Clearly it’s not okay! None of this is okay for me. If you feel like you need to reassure me then try something more along the lines of – “It’s going to be okay.” Acknowledge that there is a problem right now, but it will be resolved. Even if the only thing going wrong is I’m having a panic attack. Panic attacks do not last forever. It will run it’s course.
“You always think the worst”
What? Really?! I never noticed! I know what you meant was “You always think the worst – and it never actually happens.” But one of my biggest fears is that I’ll get into a “Boy Who Cried Wolf” situation where something I’m worried about will be real and nobody will take me seriously because of all the times it wasn’t. But knowing that someone is willing to take me seriously is incredibly helpful. For example if I know my partner will take me to hospital because I think I might be having a heart attack – even though we both know it’s “just” anxiety – it makes me feel a lot safer. Which means I’m going to calm down a lot quicker (Or we go to hospital. Either way has the same end result.)
The LAST thing I need to do is breathe. No. Really. If anything I need to breathe less. If you’re seeing me gasping, huffing, or my breathing seems irregular, I’m probably already hyperventilating. Hyperventilating is going to cause a whole heap of hideous side effects that will propel my anxiety attack along. Things like dizziness, tingling, heart palpitations, confusion, feeling like I’m suffocating. If I am hyperventilating I need to slow down my breathing. Some things that might help is breathing into a paper bag (yes, that’s a real thing). If there’s no bag I can cup my hands over my mouth and nose. Because once you start hyperventilating it’s really hard to stop on your own.
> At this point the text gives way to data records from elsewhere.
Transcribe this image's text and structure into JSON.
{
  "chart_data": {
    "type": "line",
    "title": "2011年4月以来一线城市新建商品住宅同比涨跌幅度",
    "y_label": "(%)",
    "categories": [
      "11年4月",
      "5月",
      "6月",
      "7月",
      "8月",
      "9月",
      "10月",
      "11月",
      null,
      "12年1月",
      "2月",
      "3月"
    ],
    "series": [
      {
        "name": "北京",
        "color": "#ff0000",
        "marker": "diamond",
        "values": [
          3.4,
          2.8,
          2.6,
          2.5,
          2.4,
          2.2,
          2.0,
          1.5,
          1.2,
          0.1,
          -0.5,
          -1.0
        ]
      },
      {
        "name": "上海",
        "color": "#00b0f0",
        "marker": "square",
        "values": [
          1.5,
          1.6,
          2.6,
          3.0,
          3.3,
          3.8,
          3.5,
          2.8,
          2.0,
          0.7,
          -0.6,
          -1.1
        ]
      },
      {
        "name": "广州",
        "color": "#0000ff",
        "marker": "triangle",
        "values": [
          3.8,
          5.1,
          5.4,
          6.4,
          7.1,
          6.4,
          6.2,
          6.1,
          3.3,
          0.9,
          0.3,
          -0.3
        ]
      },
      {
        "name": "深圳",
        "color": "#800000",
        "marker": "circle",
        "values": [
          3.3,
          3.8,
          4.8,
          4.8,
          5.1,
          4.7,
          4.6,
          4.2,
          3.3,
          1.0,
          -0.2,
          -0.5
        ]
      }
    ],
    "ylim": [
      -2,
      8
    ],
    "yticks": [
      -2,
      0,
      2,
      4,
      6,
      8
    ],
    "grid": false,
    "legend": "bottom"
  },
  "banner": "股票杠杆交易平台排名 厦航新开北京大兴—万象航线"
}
“What are you anxious about?”
Right now is not a good time to work-shop my issues. There may have been a trigger, but it’s rarely anything that needs to be discussed after the panic attack subsides. Even if it’s ongoing general anxiety – I’m probably not hiding anything from you, I just don’t necessarily have an answer to give you. Anxiety is what makes me anxious. That’s it. Maybe just let me know if there’s anything I want to talk about you’re happy to listen, and leave it at that.
Some more ideas that might help:
- Going for a walk
- Getting outside for some fresh air
- Give me permission to leave a stressful situation (ie “We can go home now if you want.”)
- Getting something to eat (if I’m anxious I often forget to eat and then that makes thinking clearly much harder)
Tone and intent makes a big difference, so of these things might be helpful under some circumstances, but I think the key difference is Sympathy vs Empathy. Maybe watch this video as well anyway. And I’ll say it again, I am not an expert and this is just my opinion.